After settling into our room, we walked to find a restaurant for dinner, because you don’t drive a lot in Ocracoke. It’s a small village, and almost everyone walks or cycles everywhere. We sat on a screened-in porch over dinner with a guy playing blues and Southern rock with an acoustic guitar on the patio, in the notable absence of street lights. This, combined with a pleasant void of neon or digital signage, is significant, because no chain businesses exist on Ocracoke. Every restaurant, every shop, every business is owned by locals. The seafood is typically freshly caught that day. The closest thing to “big business” that I saw while we were there was a UPS truck.

Add this to miles of beaches that are protected by the National Park Service as a nature preserve and thus completely unpopulated by hotels and timeshares, and you have a blissfully natural and slowing experience.

During one of our outings, Karen and I waited nearly an hour for the ferry.

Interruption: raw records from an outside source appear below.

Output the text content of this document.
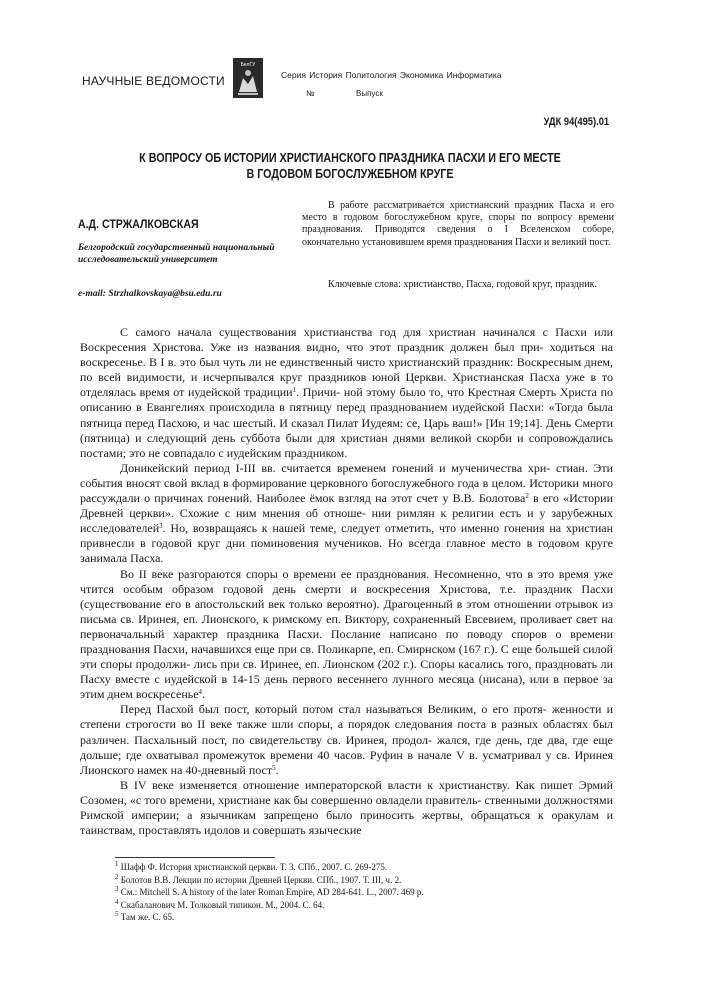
НАУЧНЫЕ ВЕДОМОСТИ
БелГУ
Серия История Политология Экономика Информатика
№	Выпуск
УДК 94(495).01
К ВОПРОСУ ОБ ИСТОРИИ ХРИСТИАНСКОГО ПРАЗДНИКА ПАСХИ И ЕГО МЕСТЕ
В ГОДОВОМ БОГОСЛУЖЕБНОМ КРУГЕ
А.Д. СТРЖАЛКОВСКАЯ
Белгородский государственный национальный исследовательский университет
e-mail: Strzhalkovskaya@bsu.edu.ru

В работе рассматривается христианский праздник Пасха и его место в годовом богослужебном круге, споры по вопросу времени празднования. Приводятся сведения о I Вселенском соборе, окончательно установившем время празднования Пасхи и великий пост.

Ключевые слова: христианство, Пасха, годовой круг, праздник.

С самого начала существования христианства год для христиан начинался с Пасхи или Воскресения Христова. Уже из названия видно, что этот праздник должен был при- ходиться на воскресенье. В I в. это был чуть ли не единственный чисто христианский праздник: Воскресным днем, по всей видимости, и исчерпывался круг праздников юной Церкви. Христианская Пасха уже в то отделялась время от иудейской традиции$^1$. Причи- ной этому было то, что Крестная Смерть Христа по описанию в Евангелиях происходила в пятницу перед празднованием иудейской Пасхи: «Тогда была пятница перед Пасхою, и час шестый. И сказал Пилат Иудеям: се, Царь ваш!» [Ин 19;14]. День Смерти (пятница) и следующий день суббота были для христиан днями великой скорби и сопровождались постами; это не совпадало с иудейским праздником.

Доникейский период I-III вв. считается временем гонений и мученичества хри- стиан. Эти события вносят свой вклад в формирование церковного богослужебного года в целом. Историки много рассуждали о причинах гонений. Наиболее ёмок взгляд на этот счет у В.В. Болотова$^2$ в его «Истории Древней церкви». Схожие с ним мнения об отноше- нии римлян к религии есть и у зарубежных исследователей$^3$. Но, возвращаясь к нашей теме, следует отметить, что именно гонения на христиан привнесли в годовой круг дни поминовения мучеников. Но всегда главное место в годовом круге занимала Пасха.

Во II веке разгораются споры о времени ее празднования. Несомненно, что в это время уже чтится особым образом годовой день смерти и воскресения Христова, т.е. праздник Пасхи (существование его в апостольский век только вероятно). Драгоценный в этом отношении отрывок из письма св. Иринея, еп. Лионского, к римскому еп. Виктору, сохраненный Евсевием, проливает свет на первоначальный характер праздника Пасхи. Послание написано по поводу споров о времени празднования Пасхи, начавшихся еще при св. Поликарпе, еп. Смирнском (167 г.). С еще большей силой эти споры продолжи- лись при св. Иринее, еп. Лионском (202 г.). Споры касались того, праздновать ли Пасху вместе с иудейской в 14-15 день первого весеннего лунного месяца (нисана), или в первое за этим днем воскресенье$^4$.

Перед Пасхой был пост, который потом стал называться Великим, о его протя- женности и степени строгости во II веке также шли споры, а порядок следования поста в разных областях был различен. Пасхальный пост, по свидетельству св. Иринея, продол- жался, где день, где два, где еще дольше; где охватывал промежуток времени 40 часов. Руфин в начале V в. усматривал у св. Иринея Лионского намек на 40-дневный пост$^5$.

В IV веке изменяется отношение императорской власти к христианству. Как пишет Эрмий Созомен, «с того времени, христиане как бы совершенно овладели правитель- ственными должностями Римской империи; а язычникам запрещено было приносить жертвы, обращаться к оракулам и таинствам, проставлять идолов и совершать языческие

$^1$ Шафф Ф. История христианской церкви. Т. 3. СПб., 2007. С. 269-275.
$^2$ Болотов В.В. Лекции по истории Древней Церкви. СПб., 1907. Т. III, ч. 2.
$^3$ См.: Mitchell S. A history of the later Roman Empire, AD 284-641. L., 2007. 469 p.
$^4$ Скабаланович М. Толковый типикон. М., 2004. С. 64.
$^5$ Там же. С. 65.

I noticed a guy on the front with a t-shirt that read “I’m on Island Time,” and it made me smile. Karen made the comment that I wasn’t paying as much attention while driving at one point: that I’m normally a very vigilant driver, but that I wasn’t noticing cars braking in front of us as quickly as usual, or reacting as quickly. Nor did I seem stressed about anything.

Just a few days of being completely “unplugged” and worrying about nothing led me to a feeling of physical and mental….slowness, a slowness matched by, and indeed necessitated by, the island culture around me. What might have been sitting in my inbox held no concern for me. The television was on maybe twice, and then only for entertainment purposes. I had no clue what was occurring in the rest of the world for those few days. And I didn’t care. And I was so relaxed. And as I sat on the sparsely populated beach, and wandered out into the ocean to let it embrace me while I stared out at the far off point where it made introductions with the sky, I thought about the rest of the world…the other countries and peoples that were on the “other side” of that ocean…in a different way. I thought about how alike we all are, and about this stunningly beautiful water, a symbol of our life in motion, that is given to us all, and how Providential everything seemed in that moment.

And even today, even surrounded by Virginia drivers again, I’m calm and serene.

I certainly hope to stay that way for a while.


  1. It takes a lot to be calm and serene around VA drivers. I say this, even though I am one. They are ridiculous, and thankfully I don’t drive like one. 😉 Glad you were able to relax…we are going to the beach for a week, and I’m considering doing a little unplugging myself. You made it sound great!